The six-party anti-Orbán alliance, as Douglas Murray pointed out in the Spectator

ranged from communists to fascists. Making Orban the moderate, as it happens. And he beat them. He beat them all. But did his international opponents accept that? Did they hell. On Twitter the writer Yascha Mounk denounced the elections as “dubiously free and barely fair”. The Daily Telegraph called Orban “Kremlin-backed”. And the writer Anne Applebaum gnomically declared that “It’s easier to win elections if you cheat.” 

Such reactions are entirely in line with liberal orthodoxy, which nowadays regards election results that go the “wrong” way as illegitimate. In the UK after Brexit the Electoral Commission took several years trying unsuccessfully to undermine the legitimacy of the winning side and only stopped when humiliated in the courts.

Orbán has a rocky road ahead. He could be pressured into giving up Russian energy supplies if the core EU countries finally are shamed into doing so. He has a tail wind of inflation. He will not be able to keep the election caps on the price of petrol and heating. He cannot indefinitely ignore the dire state of the health service. There is a perceived gap between the oligarchic rich and the low-income sectors that could become a volatile source of grievance if it finds competent political expression. The EU will finally get around to withholding the Hungarian portion of Covid emergency money and then also deny or reduce infrastructure funding.

On the other hand, Orbán has mastered the political feat of luring voters who cordially detest him. “Anyone but Orbán” was the slogan of Budapest intellectuals going into this election, but the result was mostly “anyone but Gyurcsány”. “You have enemies,” Winston Churchill once remarked to a beleaguered colleague. “That’s good. It means you stand for something.”

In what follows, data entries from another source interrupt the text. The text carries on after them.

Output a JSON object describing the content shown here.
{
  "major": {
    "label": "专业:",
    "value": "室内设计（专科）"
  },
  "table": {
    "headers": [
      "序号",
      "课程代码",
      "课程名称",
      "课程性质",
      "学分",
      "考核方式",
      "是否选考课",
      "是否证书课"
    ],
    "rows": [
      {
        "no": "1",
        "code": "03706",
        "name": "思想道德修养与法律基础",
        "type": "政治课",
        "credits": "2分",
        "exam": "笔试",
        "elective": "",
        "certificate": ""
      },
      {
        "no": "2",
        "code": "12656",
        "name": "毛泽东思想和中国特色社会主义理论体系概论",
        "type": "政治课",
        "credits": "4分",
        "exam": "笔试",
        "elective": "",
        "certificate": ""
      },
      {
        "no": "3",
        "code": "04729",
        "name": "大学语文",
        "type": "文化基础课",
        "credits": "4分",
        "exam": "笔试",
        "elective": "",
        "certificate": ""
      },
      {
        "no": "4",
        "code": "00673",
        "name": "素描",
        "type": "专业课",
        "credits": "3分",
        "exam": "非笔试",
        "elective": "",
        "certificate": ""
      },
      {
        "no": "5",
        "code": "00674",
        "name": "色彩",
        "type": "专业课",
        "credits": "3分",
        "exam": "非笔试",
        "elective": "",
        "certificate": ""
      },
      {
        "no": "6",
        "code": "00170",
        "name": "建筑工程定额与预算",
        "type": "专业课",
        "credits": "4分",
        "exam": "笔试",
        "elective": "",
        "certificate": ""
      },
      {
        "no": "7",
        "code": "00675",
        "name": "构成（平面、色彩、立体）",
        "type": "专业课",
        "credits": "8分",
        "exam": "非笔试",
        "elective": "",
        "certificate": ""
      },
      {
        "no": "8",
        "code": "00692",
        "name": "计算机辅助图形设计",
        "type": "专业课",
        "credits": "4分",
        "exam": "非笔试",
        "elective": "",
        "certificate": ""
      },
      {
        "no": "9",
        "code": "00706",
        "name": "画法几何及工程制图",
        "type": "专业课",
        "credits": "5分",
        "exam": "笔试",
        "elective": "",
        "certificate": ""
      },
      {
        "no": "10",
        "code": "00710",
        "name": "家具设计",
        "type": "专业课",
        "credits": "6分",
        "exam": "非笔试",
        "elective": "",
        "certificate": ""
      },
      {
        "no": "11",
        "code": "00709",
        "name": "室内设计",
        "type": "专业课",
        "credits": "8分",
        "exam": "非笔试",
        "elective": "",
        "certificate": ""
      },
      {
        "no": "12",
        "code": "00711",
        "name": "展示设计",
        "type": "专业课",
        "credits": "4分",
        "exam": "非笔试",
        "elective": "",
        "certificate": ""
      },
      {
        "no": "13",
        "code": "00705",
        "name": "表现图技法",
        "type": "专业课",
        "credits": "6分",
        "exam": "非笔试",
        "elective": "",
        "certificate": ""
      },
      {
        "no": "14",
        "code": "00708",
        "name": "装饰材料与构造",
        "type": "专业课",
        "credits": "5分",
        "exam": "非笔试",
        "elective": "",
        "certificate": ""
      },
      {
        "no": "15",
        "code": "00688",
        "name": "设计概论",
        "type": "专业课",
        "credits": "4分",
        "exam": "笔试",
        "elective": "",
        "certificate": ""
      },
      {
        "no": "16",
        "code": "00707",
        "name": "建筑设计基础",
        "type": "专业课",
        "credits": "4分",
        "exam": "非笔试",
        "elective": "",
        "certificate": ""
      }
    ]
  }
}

PS: My Budapest friend has not left for Italy. She says the market for buying property there is “not favourable”.

Nicholas T. Parsons is a freelance author, translator and editor who lives in Vienna. He wrote on Austrian politics in the March issue

2 thoughts on “Viktor Orbán’s Popular Defiance

  • brandee says:

    Bravo Nicolas Parsons. How George Soros must must resent the splendid result for Viktor Orban. The American-Hungarian philanthropist/political puppeteer must also resent paying for Viktor Orban to study in London in 1989 but conservatives have surely benefited.
    Might we be supporting sweet victory if we purchased Hungarian coffee and cake at the Kurtosh Patisserie in Crows Nest, Sydney!

  • whitelaughter says:

    A delightful read, informative and gleeful.